Weniger Lebensmittel wegwerfen
Die Zahlen sind erschütternd: Rund 25–30 Prozent der weltweit erzeugten Lebensmittel landen laut dem Weltklimarat im Müll. Lebensmittelabfälle verursachten in den Jahren 2010–2016 acht bis zehn Prozent der Treibhausgasemissionen (CO2, Methan, Stickstoffoxid und Fluorgase).
Ein Ende der Lebensmittelverschwendung würde uns bei der Aufgabe, im Jahr 2100 elf Milliarden Menschen zu ernähren, ein gutes Stück voranbringen. Aber dafür müssen wir jeden Produktionsschritt verbessern, von der Erntetechnik über die Lagerung auf dem Bauernhof bis hin zur Infrastruktur, dem Transport, der Verpackung, dem Handel und der Verbraucheraufklärung.
Einige europäische Länder sind das Problem in den letzten Jahren bereits angegangen. In Frankreich landen jedes Jahr geschätzt zehn Millionen Tonnen, oder zehn Milliarden Kilo, Lebensmittel in der Tonne. Deshalb verabschiedete Frankreich 2016 ein Gesetz, wonach Supermärkte mit einer Fläche von über 400 Quadratmetern keine unverkauften, aber noch verzehrbaren Waren mehr wegwerfen oder vernichten dürfen. Stattdessen müssen sie die Waren an Tafeln oder andere wohltätige Organisationen spenden.
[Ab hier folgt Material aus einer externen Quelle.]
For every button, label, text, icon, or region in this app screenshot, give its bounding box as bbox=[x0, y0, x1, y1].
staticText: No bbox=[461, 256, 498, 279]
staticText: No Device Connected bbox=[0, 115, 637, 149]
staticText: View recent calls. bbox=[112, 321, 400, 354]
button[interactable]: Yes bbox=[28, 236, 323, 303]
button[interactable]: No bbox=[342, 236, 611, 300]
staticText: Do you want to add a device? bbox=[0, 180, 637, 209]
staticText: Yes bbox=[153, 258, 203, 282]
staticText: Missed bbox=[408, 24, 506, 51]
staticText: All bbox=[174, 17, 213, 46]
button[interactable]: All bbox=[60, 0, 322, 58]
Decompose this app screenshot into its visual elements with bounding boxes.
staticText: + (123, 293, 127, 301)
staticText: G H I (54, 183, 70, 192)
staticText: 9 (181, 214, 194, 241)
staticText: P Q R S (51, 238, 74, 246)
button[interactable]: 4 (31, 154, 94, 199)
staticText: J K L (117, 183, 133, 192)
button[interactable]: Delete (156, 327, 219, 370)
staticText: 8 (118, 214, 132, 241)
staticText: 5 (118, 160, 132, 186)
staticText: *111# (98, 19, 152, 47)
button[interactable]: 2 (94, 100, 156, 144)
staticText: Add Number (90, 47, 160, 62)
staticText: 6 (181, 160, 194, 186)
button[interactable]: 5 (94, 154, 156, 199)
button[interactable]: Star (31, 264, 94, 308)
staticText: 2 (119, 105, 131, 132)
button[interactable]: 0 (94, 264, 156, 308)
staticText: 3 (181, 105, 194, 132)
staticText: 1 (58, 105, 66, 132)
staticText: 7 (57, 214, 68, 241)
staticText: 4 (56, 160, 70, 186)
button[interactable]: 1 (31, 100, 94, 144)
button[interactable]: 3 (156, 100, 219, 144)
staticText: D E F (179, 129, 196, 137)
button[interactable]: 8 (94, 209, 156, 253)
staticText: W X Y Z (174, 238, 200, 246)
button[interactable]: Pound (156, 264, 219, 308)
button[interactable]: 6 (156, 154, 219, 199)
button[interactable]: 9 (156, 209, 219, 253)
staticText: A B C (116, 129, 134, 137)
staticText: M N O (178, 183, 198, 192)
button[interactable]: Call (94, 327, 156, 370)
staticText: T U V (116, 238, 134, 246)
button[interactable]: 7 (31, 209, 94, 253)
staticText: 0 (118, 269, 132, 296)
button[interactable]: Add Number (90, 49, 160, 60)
Einige Länder sind diesem Beispiel gefolgt und haben ähnliche Gesetze beschlossen, darunter Italien, Finnland, die Tschechische Republik und Peru. Im Jahr 2018 ging Frankreich noch einen Schritt weiter und dehnte die gesetzliche Regelung auf die Agrarlebensmittelindustrie und Großküchen aus.
Die Deutschen werfen im Durchschnitt 55 Kilogramm Lebensmittel pro Jahr weg. In Deutschland gibt es bislang kein Gesetz zum Umgang mit Lebensmittelabfällen, aber die Regierung hat sich vorgenommen, die Abfälle bis 2030 zu halbieren. Sie hat dazu eine gemeinsame Initiative gestartet, an der sich Verbraucher, Agrarlebensmittelbetriebe, gemeinnützige Organisationen, Vertreter der Politik und auch die Wissenschaft beteiligen.